Die Steuerklassen dienen als eine monatliche Vorauszahlung an den Staat auf die jährlich anfallende Lohnsteuer, damit ein Arbeitnehmer nicht dazu gezwungen ist, diese zusätzlich anzusparen, um am Ende des Jahres eine sehr hohe Steuerschuld begleichen zu müssen. Da sie eine Belastung darstellt, ist es jedoch möglich, sich diese auch teilweise mittels der Lohnsteuererklärung zurückerstatten zu lassen oder durch Freibeträge zu mindern.

Jeder Arbeitnehmer mit einem Einkommen von mehr als 400 Euro ist lohnsteuerpflichtig in Deutschland und muss seine aktuell gültige Lohnsteuerkarte seinem Arbeitgeber zur Verfügung stellen, damit dieser für ihn die Lohnsteuer abführen kann. Die Lohnsteuerklasse richtet sich nach dem Arbeitsverhältnis und wird dem Arbeitnehmer von der Gemeinde ausgestellt, bearbeitet und zugestellt, in der er wohnhaft ist.

Lohnsteuerklasse 1 vorrangig für Einzelpersonen

Alleinstehende Personen / Singles fallen per se in die Lohnsteuerklasse 1, sofern sie kinderlos sind und mit diesem allein in einer gemeinsamen Wohnung leben.
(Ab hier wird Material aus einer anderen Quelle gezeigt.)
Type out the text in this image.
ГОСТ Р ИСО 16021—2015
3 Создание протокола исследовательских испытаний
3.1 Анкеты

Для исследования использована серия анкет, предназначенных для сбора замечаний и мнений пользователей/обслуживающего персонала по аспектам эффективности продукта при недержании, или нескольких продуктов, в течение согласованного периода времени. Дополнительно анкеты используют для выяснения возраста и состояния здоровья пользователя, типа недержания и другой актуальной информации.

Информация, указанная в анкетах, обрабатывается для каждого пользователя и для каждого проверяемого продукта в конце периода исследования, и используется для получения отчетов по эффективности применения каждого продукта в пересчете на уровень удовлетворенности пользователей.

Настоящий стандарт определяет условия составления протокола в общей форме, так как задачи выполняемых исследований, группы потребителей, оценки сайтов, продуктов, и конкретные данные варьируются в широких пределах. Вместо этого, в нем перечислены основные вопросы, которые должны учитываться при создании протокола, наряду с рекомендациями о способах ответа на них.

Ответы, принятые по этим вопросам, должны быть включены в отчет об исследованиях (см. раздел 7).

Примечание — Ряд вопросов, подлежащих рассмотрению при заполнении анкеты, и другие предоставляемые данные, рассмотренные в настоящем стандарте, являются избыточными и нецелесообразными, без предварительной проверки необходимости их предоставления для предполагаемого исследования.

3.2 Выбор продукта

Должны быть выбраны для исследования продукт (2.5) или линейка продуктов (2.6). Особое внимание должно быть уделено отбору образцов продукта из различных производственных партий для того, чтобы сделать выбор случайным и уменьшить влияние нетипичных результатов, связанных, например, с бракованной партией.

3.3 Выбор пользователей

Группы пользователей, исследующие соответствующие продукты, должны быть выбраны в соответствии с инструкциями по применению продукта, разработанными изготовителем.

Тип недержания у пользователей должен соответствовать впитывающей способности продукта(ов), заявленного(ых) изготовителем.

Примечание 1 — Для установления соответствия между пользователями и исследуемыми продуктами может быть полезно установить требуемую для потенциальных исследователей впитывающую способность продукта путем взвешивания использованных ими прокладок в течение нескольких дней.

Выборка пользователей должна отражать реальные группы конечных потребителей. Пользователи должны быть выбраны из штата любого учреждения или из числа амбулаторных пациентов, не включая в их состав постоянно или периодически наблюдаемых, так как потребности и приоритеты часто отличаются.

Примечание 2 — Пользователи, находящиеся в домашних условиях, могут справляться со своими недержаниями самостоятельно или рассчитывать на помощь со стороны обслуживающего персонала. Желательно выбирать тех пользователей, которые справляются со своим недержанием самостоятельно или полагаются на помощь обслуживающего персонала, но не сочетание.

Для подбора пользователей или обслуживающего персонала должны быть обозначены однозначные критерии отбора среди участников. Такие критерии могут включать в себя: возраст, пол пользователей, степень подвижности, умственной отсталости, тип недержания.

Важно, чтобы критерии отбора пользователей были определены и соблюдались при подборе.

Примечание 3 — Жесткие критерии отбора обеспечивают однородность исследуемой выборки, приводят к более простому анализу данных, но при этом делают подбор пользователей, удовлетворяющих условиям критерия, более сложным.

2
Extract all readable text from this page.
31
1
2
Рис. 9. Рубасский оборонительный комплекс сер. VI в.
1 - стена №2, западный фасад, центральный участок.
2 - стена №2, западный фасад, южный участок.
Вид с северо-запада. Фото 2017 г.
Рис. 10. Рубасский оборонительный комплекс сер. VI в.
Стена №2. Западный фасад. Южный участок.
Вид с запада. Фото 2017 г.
Auch Partner in einer Lebensgemeinschaft oder eingetragenen Lebensgemeinschaft gelten als Alleinstehende.

Jedoch kann auch ein Ehepartner in die Steuerklasse 1 fallen, sofern sie von ihrem Partner getrennt leben. Dabei ist es nachrangig, ob die Trennung nur vorübergehend ist (noch „auf dem Papier verheiratet“), im Falle einer Scheidung (ausgenommen das Trennungsjahr) oder falls der Partner sich langfristig oder ständig im Ausland ist. Falls kein gemeinsamer Haushalt trotz einer Ehe besteht, gilt man steuerlich als alleinstehend, da keine Zugewinngemeinschaft mehr besteht.

Auch Witwer und Witwen, deren Partner nach dem 31.12.2008 verstorben ist, gelten als alleinstehend, falls keine gemeinsamen Kinder mit in einem gemeinsamen Haushalt wohnen, und fallen somit in die Steuerklasse 1, auch wenn sie ihre alte Steuerklasse im so genannten „Gnadenjahr“ (welches sich de facto über 2 Jahre erstreckt) vorerst weiterführen dürfen.